There is no. 117669. In this conventional example, a current detector is provided to detect the ripple current flowing into the capacitor, and when the time integral value of this current within a predetermined time exceeds a predetermined value, this integral value is integrated. It was compared with a predetermined value, and when the value exceeded, an alarm circuit was activated.

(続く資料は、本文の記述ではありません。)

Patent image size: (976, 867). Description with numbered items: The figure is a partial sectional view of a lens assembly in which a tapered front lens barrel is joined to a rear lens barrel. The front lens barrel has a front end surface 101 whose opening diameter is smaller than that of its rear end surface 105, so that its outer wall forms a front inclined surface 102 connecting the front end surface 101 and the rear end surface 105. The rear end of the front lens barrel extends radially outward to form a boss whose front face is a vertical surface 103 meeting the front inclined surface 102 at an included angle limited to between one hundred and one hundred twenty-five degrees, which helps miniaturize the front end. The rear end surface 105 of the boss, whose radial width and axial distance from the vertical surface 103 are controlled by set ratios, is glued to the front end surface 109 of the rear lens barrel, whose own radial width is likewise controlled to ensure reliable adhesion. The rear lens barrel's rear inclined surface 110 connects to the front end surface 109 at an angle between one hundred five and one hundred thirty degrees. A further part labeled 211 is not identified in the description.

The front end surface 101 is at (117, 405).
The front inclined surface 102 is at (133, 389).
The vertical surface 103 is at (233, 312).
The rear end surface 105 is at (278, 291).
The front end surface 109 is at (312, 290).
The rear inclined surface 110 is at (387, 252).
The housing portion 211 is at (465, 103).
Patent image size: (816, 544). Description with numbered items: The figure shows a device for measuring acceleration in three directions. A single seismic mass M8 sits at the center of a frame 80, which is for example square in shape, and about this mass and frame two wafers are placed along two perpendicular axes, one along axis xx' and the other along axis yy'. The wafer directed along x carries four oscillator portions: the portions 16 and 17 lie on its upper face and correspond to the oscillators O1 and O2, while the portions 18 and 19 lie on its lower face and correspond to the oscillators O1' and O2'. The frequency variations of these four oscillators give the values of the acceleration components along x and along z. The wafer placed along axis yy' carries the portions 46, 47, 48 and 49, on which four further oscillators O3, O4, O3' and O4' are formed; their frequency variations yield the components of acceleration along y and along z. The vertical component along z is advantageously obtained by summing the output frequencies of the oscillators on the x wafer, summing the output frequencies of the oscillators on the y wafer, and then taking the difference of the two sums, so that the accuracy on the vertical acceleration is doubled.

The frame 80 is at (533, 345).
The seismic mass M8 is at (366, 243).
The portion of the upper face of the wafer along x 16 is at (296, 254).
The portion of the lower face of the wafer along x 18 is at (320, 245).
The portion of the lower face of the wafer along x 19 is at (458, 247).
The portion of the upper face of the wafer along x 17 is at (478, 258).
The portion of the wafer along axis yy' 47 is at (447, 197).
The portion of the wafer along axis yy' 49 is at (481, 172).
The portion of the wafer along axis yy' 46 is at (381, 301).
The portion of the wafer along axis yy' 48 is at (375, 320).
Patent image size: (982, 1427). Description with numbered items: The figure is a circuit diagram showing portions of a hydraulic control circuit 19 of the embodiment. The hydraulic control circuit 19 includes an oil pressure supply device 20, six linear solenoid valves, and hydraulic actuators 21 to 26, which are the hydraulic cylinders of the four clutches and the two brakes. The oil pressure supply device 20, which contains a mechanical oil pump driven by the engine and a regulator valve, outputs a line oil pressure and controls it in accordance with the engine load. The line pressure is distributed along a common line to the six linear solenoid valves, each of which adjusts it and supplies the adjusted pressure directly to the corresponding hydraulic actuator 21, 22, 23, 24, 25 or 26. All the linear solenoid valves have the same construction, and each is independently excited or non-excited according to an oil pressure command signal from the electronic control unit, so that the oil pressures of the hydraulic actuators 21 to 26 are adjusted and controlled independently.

[発明が解決しようとする課題] 上記従来例では、コンデンサ劣化の直接の原因である温
度に関して配慮されておらず、コンデンサ劣化の予測と
して精度に問題があった。
[Problems to be Solved by the Invention] In the conventional example described above, no consideration was given to temperature, which is a direct cause of capacitor deterioration, and there was a problem with accuracy in predicting capacitor deterioration.

また、コンデンサの劣化は電流が流れなくても温度によ
って進行するが、従来例ではこれに対して考慮されてい
ない。すなわち電流値か予め定められた値より小さい場
合は、電流の時間積分がなされないので誤差が大きくな
ってしまうという欠点があった。さらに運転中のコンデ
ンサのリップル電流を検出するために新たに電流検出器
を設ける必要があった。
Further, deterioration of capacitors progresses depending on temperature even when no current flows, but this is not taken into account in the conventional example. That is, when the current value is smaller than a predetermined value, the current is not integrated over time, resulting in a large error. Furthermore, it was necessary to provide a new current detector to detect the ripple current of the capacitor during operation.

本発明は上記問題点を解決し、コンデンサの劣化診断及
び診断装置を容易に実現することにある。
The object of the present invention is to solve the above problems and easily realize a capacitor deterioration diagnosis and diagnosis device.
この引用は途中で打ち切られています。